Our main message is instead that A1​ OFF responses across stimuli are better described by a network mechanism than by a single-cell mechanism​. As summarized at the top of the response, we have thoroughly reorganized the manuscript to better communicate this message.

Our main comment, then, is to explore more carefully whether or not dynamics is autonomous, and/or be more careful about the conclusions. One possible way to test for autonomous dynamics is to plot the trajectories and look for intersections, or near intersections -- what Mark Churchland calls tangled trajectories, for which quantification is possible. Absence of near intersections would at least be consistent with autonomous dynamics. But there may be better methods. For instance, you might try LFADS: you can fit both an RNN and a linear dynamical model, and see which one fits better. That will, though, be a huge amount of work, and you should do it only if you want to.

We thank the reviewers for this suggestion. We have however decided not to follow this route, because our main claim is not that the dynamics are purely autonomous, as explained above.

In addition, we suggest exploring a richer single-neuron model. The current model has the form

r_i^s(t) = r_{0i}^s L_i(t).

If r_i is non-negative, this can be written

dr_i/dt = f_i(t) r_i,

with r_i(t=0) a function of the stimulus. It would be more convincing to consider a model with a nonlinearity; say

dr_i/dt = f_i(t) g_i(r_i).

The nonlinearity g_i could be parameterized with, probably, only a handful of parameters. For instance, it could be written as a sum of basis functions, much the way L_i was parameterised. The single-cell model was rejected because it explained only about 20% of the variance, versus 50% for the recurrent network. It would be reassuring if adding a nonlinearity didn't bring this up to 50%. Again, this also is only a suggestion. However, if you stick with the current single cell model, you'll need to frame your comparison less generally than "recurrent versus single cell".
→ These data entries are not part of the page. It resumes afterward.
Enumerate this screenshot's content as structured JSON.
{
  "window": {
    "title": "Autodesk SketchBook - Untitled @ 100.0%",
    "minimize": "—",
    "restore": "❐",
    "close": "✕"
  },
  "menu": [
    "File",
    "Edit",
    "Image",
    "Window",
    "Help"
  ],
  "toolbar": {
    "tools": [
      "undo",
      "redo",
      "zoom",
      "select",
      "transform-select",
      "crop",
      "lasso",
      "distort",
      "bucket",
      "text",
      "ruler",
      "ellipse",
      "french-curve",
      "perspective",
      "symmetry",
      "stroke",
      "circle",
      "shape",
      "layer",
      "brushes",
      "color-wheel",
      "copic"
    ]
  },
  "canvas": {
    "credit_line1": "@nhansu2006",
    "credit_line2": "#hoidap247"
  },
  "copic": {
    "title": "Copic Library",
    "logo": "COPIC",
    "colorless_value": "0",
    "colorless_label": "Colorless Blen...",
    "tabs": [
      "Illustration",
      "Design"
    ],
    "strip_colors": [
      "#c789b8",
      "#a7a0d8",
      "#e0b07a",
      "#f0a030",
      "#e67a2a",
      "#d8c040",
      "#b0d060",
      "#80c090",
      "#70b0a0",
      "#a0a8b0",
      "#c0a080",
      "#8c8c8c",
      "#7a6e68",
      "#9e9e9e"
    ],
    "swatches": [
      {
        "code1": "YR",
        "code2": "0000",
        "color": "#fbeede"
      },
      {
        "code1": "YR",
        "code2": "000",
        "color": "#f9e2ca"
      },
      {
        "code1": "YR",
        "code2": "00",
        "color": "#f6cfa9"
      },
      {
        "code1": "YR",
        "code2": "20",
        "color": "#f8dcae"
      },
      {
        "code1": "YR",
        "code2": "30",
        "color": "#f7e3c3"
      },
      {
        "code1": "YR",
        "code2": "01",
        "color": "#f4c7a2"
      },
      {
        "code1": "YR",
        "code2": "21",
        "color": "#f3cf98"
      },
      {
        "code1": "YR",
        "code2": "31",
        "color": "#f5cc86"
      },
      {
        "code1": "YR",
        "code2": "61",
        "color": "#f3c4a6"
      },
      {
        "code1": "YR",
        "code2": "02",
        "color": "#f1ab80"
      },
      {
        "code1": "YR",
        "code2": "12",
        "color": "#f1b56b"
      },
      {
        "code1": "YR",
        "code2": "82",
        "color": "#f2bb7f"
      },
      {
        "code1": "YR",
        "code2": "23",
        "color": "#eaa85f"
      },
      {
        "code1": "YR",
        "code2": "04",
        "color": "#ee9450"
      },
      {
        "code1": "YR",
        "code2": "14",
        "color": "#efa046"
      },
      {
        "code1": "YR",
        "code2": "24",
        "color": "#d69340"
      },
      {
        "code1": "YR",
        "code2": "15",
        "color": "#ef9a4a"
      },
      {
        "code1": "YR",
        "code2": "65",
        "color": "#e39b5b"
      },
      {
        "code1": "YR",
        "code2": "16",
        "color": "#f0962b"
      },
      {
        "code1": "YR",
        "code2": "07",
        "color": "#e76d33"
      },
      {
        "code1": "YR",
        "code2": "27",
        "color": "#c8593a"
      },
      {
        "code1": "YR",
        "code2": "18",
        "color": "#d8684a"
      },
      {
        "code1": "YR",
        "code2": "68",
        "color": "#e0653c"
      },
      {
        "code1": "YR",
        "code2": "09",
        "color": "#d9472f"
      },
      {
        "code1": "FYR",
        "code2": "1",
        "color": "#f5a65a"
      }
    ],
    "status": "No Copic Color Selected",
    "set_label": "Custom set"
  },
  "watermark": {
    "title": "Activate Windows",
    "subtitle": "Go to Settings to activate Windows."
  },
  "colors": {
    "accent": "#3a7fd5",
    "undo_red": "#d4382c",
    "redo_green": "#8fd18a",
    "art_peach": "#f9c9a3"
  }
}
We thank the reviewers for this suggestion. We now explicitly frame our results as comparing linear ​ single-cell and network models (Abstract).

Note that the single-cell model captures about 75% of the variance when fitted to responses to a single stimulus. It is therefore clearly expressive enough to capture the dynamics seen in the data. What it does not capture is dynamics across stimuli, and it is not clear to us how a non-linearity could fix this, while linear network interactions do. The effects of a non-linearity would need to be included both in the single-cell and network models, and this goes beyond the scope of the present study.